Learning a Turbo

This stuff isn't rocket science. Throw however much fuel at it is required to maintain a max cylinder temperature of 380 and to remain below whatever your turbo's TIT limit is. If you are full throttle, that'll require full mixture, and in some continentals a fun abuse of the high boost pump to slam even more fuel in. If you are less than full throttle, you can likely lean things out a bit, using the previously mentioned limitations to help you judge how much.

If your max CHT temp and turbo temps are happy - you aren't hurting a thing. If you don't have instrumentation that lets you see the TIT and individual cylinder temperatures, buy that instrumentation. Nobody can afford to run a turbo airplane without it.

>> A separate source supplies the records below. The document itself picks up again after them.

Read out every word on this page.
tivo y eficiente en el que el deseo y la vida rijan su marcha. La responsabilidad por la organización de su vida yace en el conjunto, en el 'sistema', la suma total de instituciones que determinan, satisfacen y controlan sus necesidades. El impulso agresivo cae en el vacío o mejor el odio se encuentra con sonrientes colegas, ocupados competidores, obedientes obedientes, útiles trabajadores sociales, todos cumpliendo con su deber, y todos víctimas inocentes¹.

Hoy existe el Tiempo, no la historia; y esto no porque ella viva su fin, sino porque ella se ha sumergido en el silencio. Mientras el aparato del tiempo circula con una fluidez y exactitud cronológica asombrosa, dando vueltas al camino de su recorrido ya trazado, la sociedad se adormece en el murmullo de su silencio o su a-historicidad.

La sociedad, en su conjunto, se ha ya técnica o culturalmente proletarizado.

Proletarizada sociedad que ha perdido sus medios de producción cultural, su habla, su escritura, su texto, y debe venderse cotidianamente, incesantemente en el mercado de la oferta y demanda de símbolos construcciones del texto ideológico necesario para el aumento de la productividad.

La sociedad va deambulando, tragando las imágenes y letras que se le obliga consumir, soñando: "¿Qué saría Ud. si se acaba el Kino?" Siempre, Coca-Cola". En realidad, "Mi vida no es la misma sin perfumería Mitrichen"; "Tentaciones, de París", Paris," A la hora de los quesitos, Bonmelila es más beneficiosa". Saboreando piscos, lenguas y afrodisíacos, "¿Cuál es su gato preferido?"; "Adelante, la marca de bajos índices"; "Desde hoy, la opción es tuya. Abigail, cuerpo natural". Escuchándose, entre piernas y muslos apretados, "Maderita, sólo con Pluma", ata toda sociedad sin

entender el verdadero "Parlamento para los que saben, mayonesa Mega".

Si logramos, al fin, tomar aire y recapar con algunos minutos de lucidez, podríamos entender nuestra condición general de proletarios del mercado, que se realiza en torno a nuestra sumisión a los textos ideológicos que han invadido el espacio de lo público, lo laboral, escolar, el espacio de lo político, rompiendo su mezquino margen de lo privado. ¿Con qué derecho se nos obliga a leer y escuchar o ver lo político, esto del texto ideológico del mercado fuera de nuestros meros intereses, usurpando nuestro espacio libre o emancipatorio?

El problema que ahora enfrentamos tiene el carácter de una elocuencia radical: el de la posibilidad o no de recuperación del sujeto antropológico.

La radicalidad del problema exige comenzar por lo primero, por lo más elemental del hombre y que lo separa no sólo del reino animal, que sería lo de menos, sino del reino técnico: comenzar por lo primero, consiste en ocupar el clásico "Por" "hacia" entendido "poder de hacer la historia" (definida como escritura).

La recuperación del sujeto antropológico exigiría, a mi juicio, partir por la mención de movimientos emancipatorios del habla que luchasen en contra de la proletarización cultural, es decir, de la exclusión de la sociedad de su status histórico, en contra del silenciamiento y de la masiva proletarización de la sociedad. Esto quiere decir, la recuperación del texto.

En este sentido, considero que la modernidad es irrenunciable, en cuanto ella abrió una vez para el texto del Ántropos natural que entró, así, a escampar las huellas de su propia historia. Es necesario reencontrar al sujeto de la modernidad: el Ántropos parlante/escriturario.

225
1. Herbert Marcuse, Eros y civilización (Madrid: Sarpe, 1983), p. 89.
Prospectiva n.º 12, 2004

I typically do a very rich of peak climb followed by a very lean of peak cruise. Once you know the "right spot" you can quickly set the mixture to where it needs to be for LoP then fine tune a bit to get it right. Unless you're at minimal power settings (like below 65%), it is best to not spend much of any time between "very rich" and "lop", well, unless you like big maintenance bills.
 
Agree completely....frequent utilization trumps manner of utilization in all but the most extreme examples. With utilization as a constant, I would guess the longevity sweet spot for a properly equipped big bore engine would be 65-70%-ish power and LOP. Of course in some planes that results in a major performance degradation vs. book max performance and it's up to you as an owner or pilot how much you value extra performance when weighed against the potential of shorter engine life.

I'd open it up to 65-75% if reasonably cool. Personally have run 3 large bore turbo'd engines (1 TIO540-AK1A as in this thread, and 2 TSIO520s) well past TBO running ROP with no issues (i.e., no cylinders ever pulled). But, all three engines in two planes flew around 200 hours per year. LOP may save fuel, but at least in my hands, ROP has had no detrimental effect on longevity of the powerplant.